Новый разведчик старпому и Булкину спасибо не сказал, сразу заперся и больше суток из рубки не выходил. На вторые сутки ночью во время всплытия он выполз наверх. Я стоял вахтенным офицером. Ветром на меня сразу пахнуло насыщенным коньячным амбре в смеси с еловым ароматом одеколона «Лесной», которым Дмитрий Петрович, видимо, надеялся заглушить перегар. Он со знанием дела осмотрел в бинокль чёрный, без единого огонька, горизонт и деловито меня допросил, не примечал ли я чего подозрительного, после чего распорядился: если что, тут же докладывать ему лично. Обращался он при этом сугубо официально – по воинскому званию и строго на «вы». Было как-то непривычно в таком виде вести диалог со своим ровесником, пусть даже и представителем столь уважаемой спецслужбы. Видимо, Дмитрий Петрович возомнил себя особо важным секретным агентом, которого Родина направила на спецзадание в глубокий тыл противника, поэтому и всяческие сантименты считал не уместными. Пришлось поддержать правила игры.
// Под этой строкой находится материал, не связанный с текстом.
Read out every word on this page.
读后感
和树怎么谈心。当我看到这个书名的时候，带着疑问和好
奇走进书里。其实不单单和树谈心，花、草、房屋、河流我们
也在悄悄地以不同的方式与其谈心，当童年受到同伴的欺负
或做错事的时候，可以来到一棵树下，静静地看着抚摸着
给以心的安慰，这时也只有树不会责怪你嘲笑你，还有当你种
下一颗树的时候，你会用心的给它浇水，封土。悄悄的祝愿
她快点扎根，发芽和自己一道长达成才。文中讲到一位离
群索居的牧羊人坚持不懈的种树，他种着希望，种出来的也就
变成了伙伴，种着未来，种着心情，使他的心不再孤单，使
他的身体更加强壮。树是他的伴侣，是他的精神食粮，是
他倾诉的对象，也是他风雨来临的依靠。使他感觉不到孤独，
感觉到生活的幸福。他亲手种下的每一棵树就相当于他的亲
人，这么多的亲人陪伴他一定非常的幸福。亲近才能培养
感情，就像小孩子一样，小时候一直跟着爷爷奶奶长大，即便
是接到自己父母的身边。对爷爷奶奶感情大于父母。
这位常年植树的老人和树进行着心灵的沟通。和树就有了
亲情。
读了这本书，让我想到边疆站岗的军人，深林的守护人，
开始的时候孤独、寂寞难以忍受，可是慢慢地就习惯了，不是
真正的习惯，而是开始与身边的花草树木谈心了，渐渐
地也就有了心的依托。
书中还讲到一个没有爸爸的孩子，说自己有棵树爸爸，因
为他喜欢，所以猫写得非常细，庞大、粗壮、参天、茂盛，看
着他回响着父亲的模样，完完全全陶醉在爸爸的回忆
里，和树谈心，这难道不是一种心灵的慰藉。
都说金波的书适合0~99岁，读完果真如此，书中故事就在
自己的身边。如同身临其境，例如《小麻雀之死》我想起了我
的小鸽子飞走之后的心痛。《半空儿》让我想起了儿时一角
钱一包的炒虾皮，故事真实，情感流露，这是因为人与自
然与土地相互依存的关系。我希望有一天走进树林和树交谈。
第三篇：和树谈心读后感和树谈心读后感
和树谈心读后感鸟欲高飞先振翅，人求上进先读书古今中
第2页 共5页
Вообще вёл он себя довольно высокомерно, отвечал односложно, в неформальные разговоры с офицерами корабля не вступал. В кают-компанию приходил только для приёма пищи. Если когда и снисходил до общения, то говорил солидно, весомо, таинственно, при этом как-то нехотя, словно боялся открыть нам, простым смертным, какую-то одному ему доверенную военную тайну. И валял дурака до того мастерски, что у обычных людей, не знавших всю его подноготную, могло возникнуть ощущение, что Дмитрий Петрович действительно агент калибра Рихарда Зорге или Рудольфа Абеля, имеющий за плечами шлейф спецопераций по всему миру, которому сам Джеймс Бонд в подмётки не годится. Вскоре желание с ним неформально общаться начисто пропало.
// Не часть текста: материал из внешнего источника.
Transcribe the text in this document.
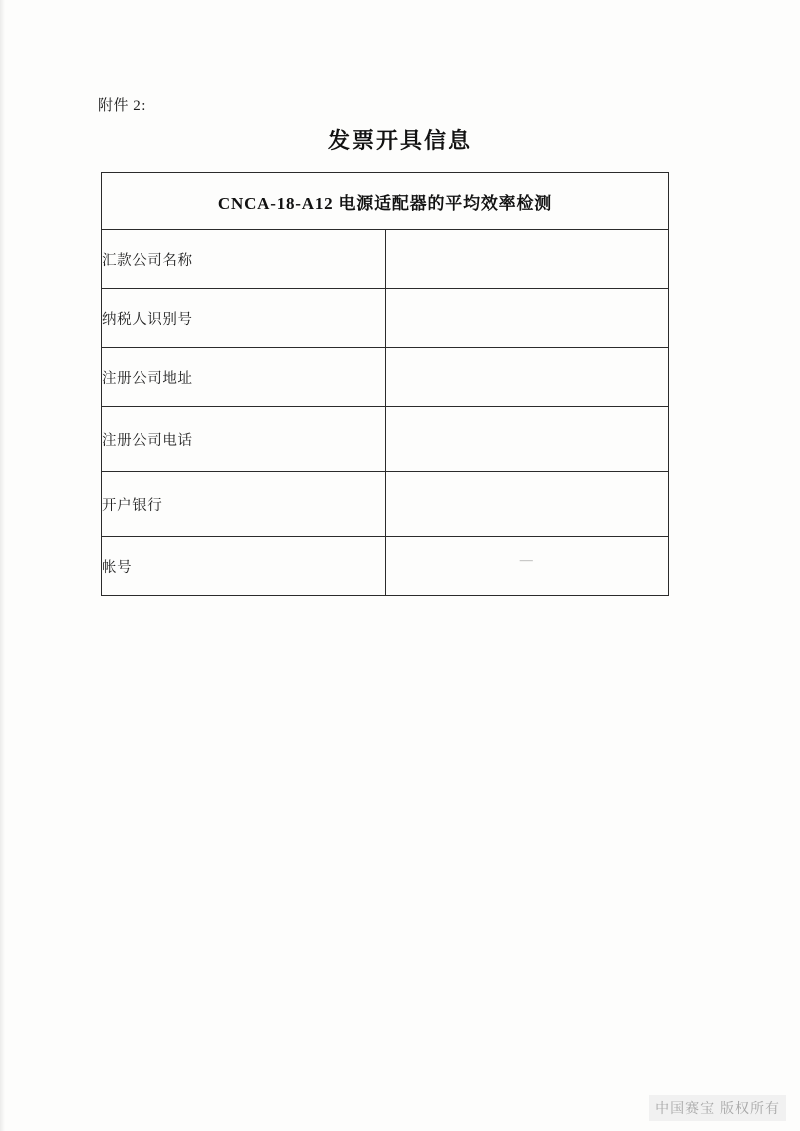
附件 2:
发票开具信息
CNCA-18-A12 电源适配器的平均效率检测	
汇款公司名称	
纳税人识别号	
注册公司地址	
注册公司电话	
开户银行	
帐号	—
中国赛宝 版权所有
Но от недостатка общения наш суперагент совсем не страдал. Ему было хорошо и наедине с самим собой. То, что в продолжение всего плавания Дмитрий Петрович, как говорится, не просыхал, давало повод предполагать, что в прибывших с ним ящиках с аппаратурой большую часть места занимала отнюдь не аппаратура. Не вызывал сомнения и тот факт, что, несмотря на довольно юный возраст, разведчик имел уже богатый опыт пьянства и был подвержен вполне сформировавшейся алкогольной зависимости. Но, видимо, это профессиональная болезнь всех спецагентов, несущих свою нелёгкую службу вдали от Родины.
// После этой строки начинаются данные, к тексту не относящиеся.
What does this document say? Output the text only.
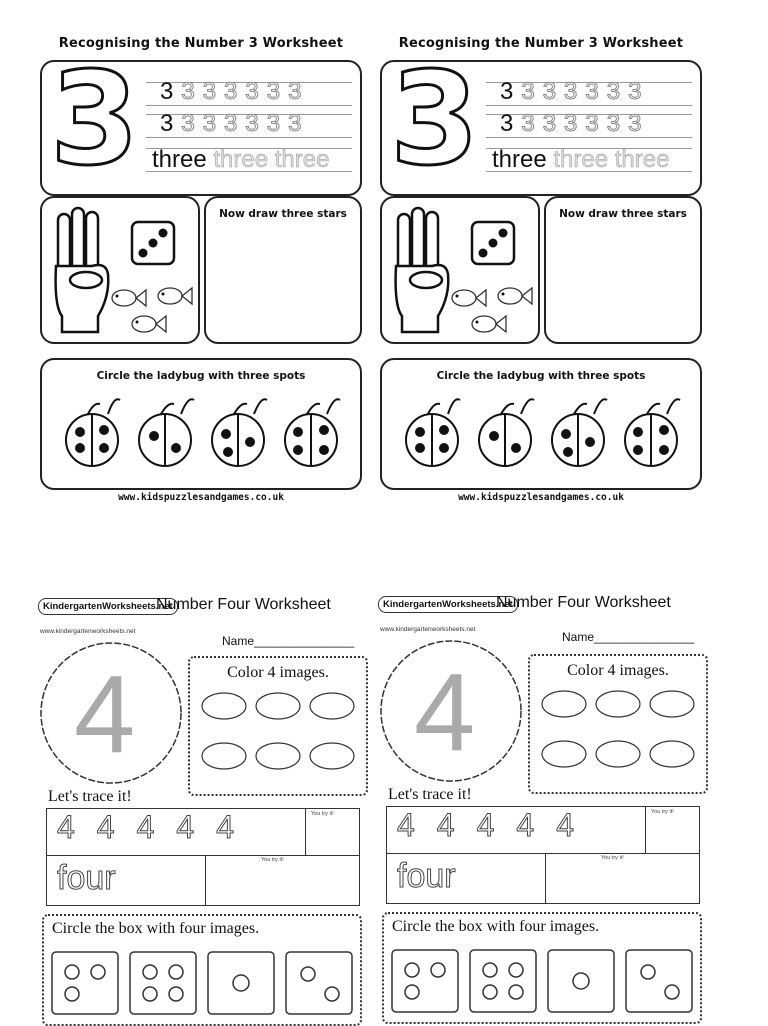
Recognising the Number 3 Worksheet
3 3333333
3333333
three three three
Now draw three stars
Circle the ladybug with three spots
www.kidspuzzlesandgames.co.uk
Recognising the Number 3 Worksheet
3 3333333
3333333
three three three
Now draw three stars
Circle the ladybug with three spots
www.kidspuzzlesandgames.co.uk
KindergartenWorksheets.net
www.kindergartenworksheets.net
Number Four Worksheet
Name_______________
4	Color 4 images.
Let's trace it!
44444	You try it!
four	You try it!
Circle the box with four images.
KindergartenWorksheets.net
www.kindergartenworksheets.net
Number Four Worksheet
Name_______________
4	Color 4 images.
Let's trace it!
44444	You try it!
four	You try it!
Circle the box with four images.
Между тем наступил звёздный час и Дмитрия Петровича. Самолёты взлетали и садились, корабли маневрировали. Информация лилась рекой. Американские пилоты, будучи уверены, что они здесь одни, не шифруясь, несли в эфире всякую галиматью. Записывалось абсолютно всё, чтобы потом детально изучить. Авось, что-нибудь да пригодится. Скоро закончились плёнки на магнитофоне. Тут же был вызван штурман и посажен переводить, а разведчик записывал за ним, что успевал, в толстую тетрадь.